El mensaje implícito fue el mismo de todas las mafias, tanto las de guante blanco como las clandestinas: con nosotros o muertos. En este camión no iba Juana, pero sí el único sobreviviente de la masacre, Luis Fredy Lala Pomavila, un ecuatoriano de 18 años que tiene a cargo el sustento de ocho hermanos y el de su joven esposa embarazada. Sobre su espalda, también una deuda por los 11 mil dólares que tuvo que pagar a los coyotes que le ayudaron a cruzar la frontera. No queda la menor duda de que esta no fue una historia excepcional entre las otras 72 de quienes fueron asesinados.
Pero además, este hecho no podemos aislarlo de otros que se han venido repitiendo en el país vecino, donde hay aproximadamente 18 mil secuestros anuales de migrantes, según la Comisión Nacional de los Derechos Humanos. ¿Dónde están las políticas migratorias que promueven una protección integral a los migrantes de cualquier nacionalidad? Y lo peor de todo fueron las increíbles declaraciones de los representantes del oficialismo mexicano, cuando señalaron que la masacre podría ser vista como una especie de indicador de éxito en la lucha contra los narcos, porque si estos estaban buscando gente para trabajar es que ya no encuentran recurso humano fácil.

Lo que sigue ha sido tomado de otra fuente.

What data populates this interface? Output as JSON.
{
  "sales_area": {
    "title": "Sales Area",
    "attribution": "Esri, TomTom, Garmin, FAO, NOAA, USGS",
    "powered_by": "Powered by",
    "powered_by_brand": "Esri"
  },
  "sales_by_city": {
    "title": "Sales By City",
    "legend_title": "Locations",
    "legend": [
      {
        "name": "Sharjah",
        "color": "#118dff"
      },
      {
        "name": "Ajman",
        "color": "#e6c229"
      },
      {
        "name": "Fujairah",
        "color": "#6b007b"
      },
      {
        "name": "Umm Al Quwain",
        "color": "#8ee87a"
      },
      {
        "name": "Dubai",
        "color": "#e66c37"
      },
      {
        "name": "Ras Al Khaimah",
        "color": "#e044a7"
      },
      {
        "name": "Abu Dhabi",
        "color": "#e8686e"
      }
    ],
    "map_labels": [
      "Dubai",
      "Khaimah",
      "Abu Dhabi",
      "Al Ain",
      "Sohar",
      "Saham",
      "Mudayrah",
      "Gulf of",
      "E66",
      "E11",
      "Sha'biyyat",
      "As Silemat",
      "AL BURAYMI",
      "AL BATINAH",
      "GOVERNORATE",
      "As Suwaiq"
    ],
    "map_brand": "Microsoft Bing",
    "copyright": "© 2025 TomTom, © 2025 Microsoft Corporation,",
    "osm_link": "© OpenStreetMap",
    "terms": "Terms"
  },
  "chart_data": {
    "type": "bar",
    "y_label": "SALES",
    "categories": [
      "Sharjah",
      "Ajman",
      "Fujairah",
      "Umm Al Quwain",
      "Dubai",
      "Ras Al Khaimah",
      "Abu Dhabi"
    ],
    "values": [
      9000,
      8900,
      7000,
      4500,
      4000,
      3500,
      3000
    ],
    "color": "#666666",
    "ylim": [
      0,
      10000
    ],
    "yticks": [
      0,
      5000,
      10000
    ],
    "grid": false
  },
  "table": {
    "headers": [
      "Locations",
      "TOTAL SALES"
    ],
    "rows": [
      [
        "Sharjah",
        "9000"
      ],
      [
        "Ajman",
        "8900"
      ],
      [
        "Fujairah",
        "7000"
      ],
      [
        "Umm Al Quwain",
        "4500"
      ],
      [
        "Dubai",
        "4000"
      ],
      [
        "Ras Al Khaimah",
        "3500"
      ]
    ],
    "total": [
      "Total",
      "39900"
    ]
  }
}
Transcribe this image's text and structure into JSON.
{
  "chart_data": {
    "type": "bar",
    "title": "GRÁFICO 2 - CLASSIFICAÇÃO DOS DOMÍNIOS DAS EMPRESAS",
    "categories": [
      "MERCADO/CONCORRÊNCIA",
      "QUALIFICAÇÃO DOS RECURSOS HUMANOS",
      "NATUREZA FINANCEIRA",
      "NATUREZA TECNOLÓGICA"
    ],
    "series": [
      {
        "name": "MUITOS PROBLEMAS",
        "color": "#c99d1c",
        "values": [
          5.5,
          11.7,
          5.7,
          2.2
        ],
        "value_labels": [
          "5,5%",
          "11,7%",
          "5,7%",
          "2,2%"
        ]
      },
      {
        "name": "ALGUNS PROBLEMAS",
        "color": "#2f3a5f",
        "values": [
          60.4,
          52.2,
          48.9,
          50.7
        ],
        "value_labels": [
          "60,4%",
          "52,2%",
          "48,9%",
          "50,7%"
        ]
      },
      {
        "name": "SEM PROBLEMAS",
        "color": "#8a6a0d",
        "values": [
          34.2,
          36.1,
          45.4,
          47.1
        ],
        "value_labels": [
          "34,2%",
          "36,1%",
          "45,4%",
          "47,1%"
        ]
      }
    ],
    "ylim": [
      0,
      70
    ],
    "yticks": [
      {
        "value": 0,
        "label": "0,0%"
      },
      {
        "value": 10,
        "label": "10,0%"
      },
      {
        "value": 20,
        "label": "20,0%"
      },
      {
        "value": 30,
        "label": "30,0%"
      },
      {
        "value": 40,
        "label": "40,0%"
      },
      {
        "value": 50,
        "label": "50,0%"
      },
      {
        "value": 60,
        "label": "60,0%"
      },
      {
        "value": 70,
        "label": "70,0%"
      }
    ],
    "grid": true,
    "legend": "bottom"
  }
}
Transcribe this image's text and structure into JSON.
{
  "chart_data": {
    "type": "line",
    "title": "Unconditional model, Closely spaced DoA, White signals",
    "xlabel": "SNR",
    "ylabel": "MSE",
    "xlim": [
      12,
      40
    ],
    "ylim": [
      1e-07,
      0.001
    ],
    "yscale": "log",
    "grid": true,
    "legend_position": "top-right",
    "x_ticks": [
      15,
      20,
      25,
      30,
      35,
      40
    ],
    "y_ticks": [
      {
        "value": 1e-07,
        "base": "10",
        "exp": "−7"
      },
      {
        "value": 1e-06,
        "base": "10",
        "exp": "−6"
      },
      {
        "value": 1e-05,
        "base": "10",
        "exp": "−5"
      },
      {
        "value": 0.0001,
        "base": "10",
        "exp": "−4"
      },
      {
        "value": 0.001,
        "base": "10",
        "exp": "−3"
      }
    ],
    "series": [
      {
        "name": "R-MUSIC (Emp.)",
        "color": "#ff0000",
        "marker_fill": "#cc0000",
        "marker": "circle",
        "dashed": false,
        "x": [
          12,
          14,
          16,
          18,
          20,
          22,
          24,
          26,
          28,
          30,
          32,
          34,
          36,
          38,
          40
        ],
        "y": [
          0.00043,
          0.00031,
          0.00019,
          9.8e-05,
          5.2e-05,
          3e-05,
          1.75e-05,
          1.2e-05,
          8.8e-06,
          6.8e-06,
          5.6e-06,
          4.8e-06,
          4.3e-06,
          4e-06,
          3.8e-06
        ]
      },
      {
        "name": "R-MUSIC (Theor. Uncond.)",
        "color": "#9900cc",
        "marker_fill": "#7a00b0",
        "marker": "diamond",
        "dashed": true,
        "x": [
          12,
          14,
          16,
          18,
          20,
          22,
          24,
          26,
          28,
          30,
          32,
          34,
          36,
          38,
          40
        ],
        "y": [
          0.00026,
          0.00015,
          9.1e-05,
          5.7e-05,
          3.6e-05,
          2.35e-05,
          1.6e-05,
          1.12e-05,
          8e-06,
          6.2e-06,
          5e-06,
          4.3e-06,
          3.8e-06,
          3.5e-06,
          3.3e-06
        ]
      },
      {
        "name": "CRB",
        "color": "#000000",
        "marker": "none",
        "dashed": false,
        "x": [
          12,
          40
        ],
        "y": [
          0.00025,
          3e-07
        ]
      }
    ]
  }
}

Hoy, ante tanta indefensión, uno de los deberes más urgentes que tenemos como seres humanos es el de cuidarnos unos a otros. Entre las leyes antiinmigrantes que estados como el de Arizona, en Estados Unidos, han lanzado, y las políticas de exterminio de grupos extremistas y criminales como los Zetas, se dibuja un territorio de persecución y muerte para quienes van en busca de un sueño americano. Quizás esto nos permita entender mejor que partimos de una mentira demasiado difundida: migrar nunca fue por un sueño.